一、「ウン、ダン、ウン、ドロロロロ~」作曲者の指示通り
二、「ウン、ダン、ウン、ダン、ドロロロロ~」初版のパート譜通り
三、「ウン、ダン、ウン、ドロロ、ドロロロロ~」二回目の十六分音符をトレモロにして、四分音符のトレモロを叩き直す
四、「ウン、ダン、ウン、ダンロロロロ~」トレモロをディミヌエンドにせず、フォルツァティシモピアノ(ffzp)にする

 誰がどう演奏しているのかを年代順に纏めると次の通り・
一、「ウン、ダン、ウン、ドロロロロ~」作曲者の指示通り
メンゲルベルク/コンセルトヘボウ管(四一)、ケンペ/ベルリン・フィル(五七)、ヴァルター/コロンビア響(五九)、セル/クリーヴランド管(五九)、ケルテス/ヴィーン・フィル(六〇)、パレー/デトロイト響(六〇)、ジュリーニ/フィルハーモニア管(六一)、バーンスタイン/ニューヨーク・フィル(六二)、カラヤン/ベルリン・フィル(六六)

二、「ウン、ダン、ウン、ダン、ドロロロロ~」初版のパート譜通り
クライバー/ベルリン国立管(二九)、セル/チェコフィル(三七)、トスカニーニ/NBC響(五三)、イッセルシュテット/北ドイツ放送響(五三)、フリッチャイ/ベルリン・フィル(五三)、ロジンスキー・ロイヤル・フィル(五四)、ターリッヒ/チャコ・フィル(五四)、クーベリック/ヴィーン・フィル(五六)、ライナー/シカゴ響(五七)、バルビローリ/ハレ管(五八)、アンチェル/ヴィーン・フィル(五八)、シルヴェストリ/フランス国立放送管(五九)、カイルベルト/バンベルク響(六一)、アンチェル/チェコ・フィル(六一)、ホーレンシュタイン/ロイヤル・フィル(六二)、ケルテス/ロンドン響(六六)、カラヤン/ヴィーン・フィル(八五)、など

三、「ウン、ダン、ウン、ドロロ、ドロロロロ~」二回目の十六分音符をトレモロにして、四分音符のトレモロを叩き直す
オーマンディ/フィラデルフィア間(五六)、シルヴェストリ/フランス国立放送管(五七)、フリッチャイ/ベルリン・フィル(五九)、クーベリック/チェコ・フィル(九一)

四、「ウン、ダン、ウン、ダンロロロロ~」トレモロをディミヌエンドにせず、フォルツァティシモピアノ(ffzp)にする
セル/クリーヴランド管(五二)、イッセルシュテット/北ドイツ放送響(五七)、カラヤン/ベルリン・フィル(五七)、カラヤン/ベルリン・フィル(六四)
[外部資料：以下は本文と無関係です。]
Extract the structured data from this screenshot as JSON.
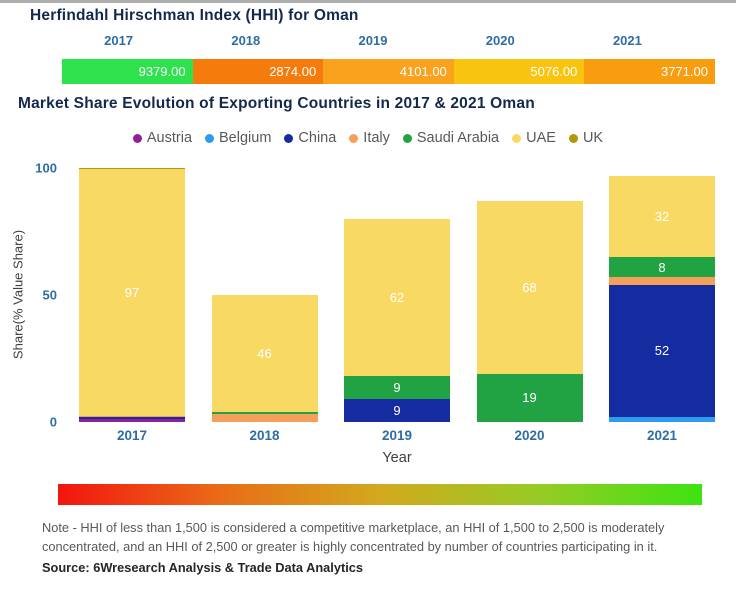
{
  "hhi": {
    "title": "Herfindahl Hirschman Index (HHI) for Oman",
    "years": [
      "2017",
      "2018",
      "2019",
      "2020",
      "2021"
    ],
    "values": [
      "9379.00",
      "2874.00",
      "4101.00",
      "5076.00",
      "3771.00"
    ],
    "segment_colors": [
      "#2ee24e",
      "#f57c0c",
      "#faa11e",
      "#f8c410",
      "#f99d10"
    ]
  },
  "market": {
    "title": "Market Share Evolution of Exporting Countries in 2017 & 2021 Oman",
    "ylabel": "Share(% Value Share)",
    "xlabel": "Year",
    "yticks": [
      {
        "label": "100",
        "value": 100
      },
      {
        "label": "50",
        "value": 50
      },
      {
        "label": "0",
        "value": 0
      }
    ]
  },
  "chart_data": {
    "type": "bar",
    "stacked": true,
    "title": "Market Share Evolution of Exporting Countries in 2017 & 2021 Oman",
    "xlabel": "Year",
    "ylabel": "Share(% Value Share)",
    "ylim": [
      0,
      100
    ],
    "grid": false,
    "legend_position": "top",
    "label_min": 8,
    "categories": [
      "2017",
      "2018",
      "2019",
      "2020",
      "2021"
    ],
    "series": [
      {
        "name": "Austria",
        "color": "#911f9b",
        "values": [
          1,
          0,
          0,
          0,
          0
        ]
      },
      {
        "name": "Belgium",
        "color": "#2d9cf0",
        "values": [
          0,
          0,
          0,
          0,
          2
        ]
      },
      {
        "name": "China",
        "color": "#152ba0",
        "values": [
          1,
          0,
          9,
          0,
          52
        ]
      },
      {
        "name": "Italy",
        "color": "#f5a05a",
        "values": [
          0.5,
          3,
          0,
          0,
          3
        ]
      },
      {
        "name": "Saudi Arabia",
        "color": "#21a343",
        "values": [
          0,
          1,
          9,
          19,
          8
        ]
      },
      {
        "name": "UAE",
        "color": "#f8d964",
        "values": [
          97,
          46,
          62,
          68,
          32
        ]
      },
      {
        "name": "UK",
        "color": "#b5950a",
        "values": [
          0.5,
          0,
          0,
          0,
          0
        ]
      }
    ]
  },
  "gradient_legend": {
    "left_color": "#f2150e",
    "right_color": "#3ee311",
    "direction": "red-to-green"
  },
  "note": "Note - HHI of less than 1,500 is considered a competitive marketplace, an HHI of 1,500 to 2,500 is moderately concentrated, and an HHI of 2,500 or greater is highly concentrated by number of countries participating in it.",
  "source": "Source: 6Wresearch Analysis & Trade Data Analytics",
  "colors": {
    "title_text": "#13294b",
    "axis_tick_text": "#2e6da4",
    "axis_label_text": "#404040",
    "legend_text": "#595959",
    "note_text": "#595959",
    "bar_label_text": "#ffffff"
  }
}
 割合は概ね一が四分の一、二が半分強、三と四は一割程度という分布である。その中でもセルとカラヤンは一二四の三種類、ケルテスは一二、イッセルシュテットは一四、クーベリックは二四の二種類の叩き方をしている。これが意味するところは、指揮者にとってこの部分のティンパニはどう叩こうがさほど問題ではないということではないか。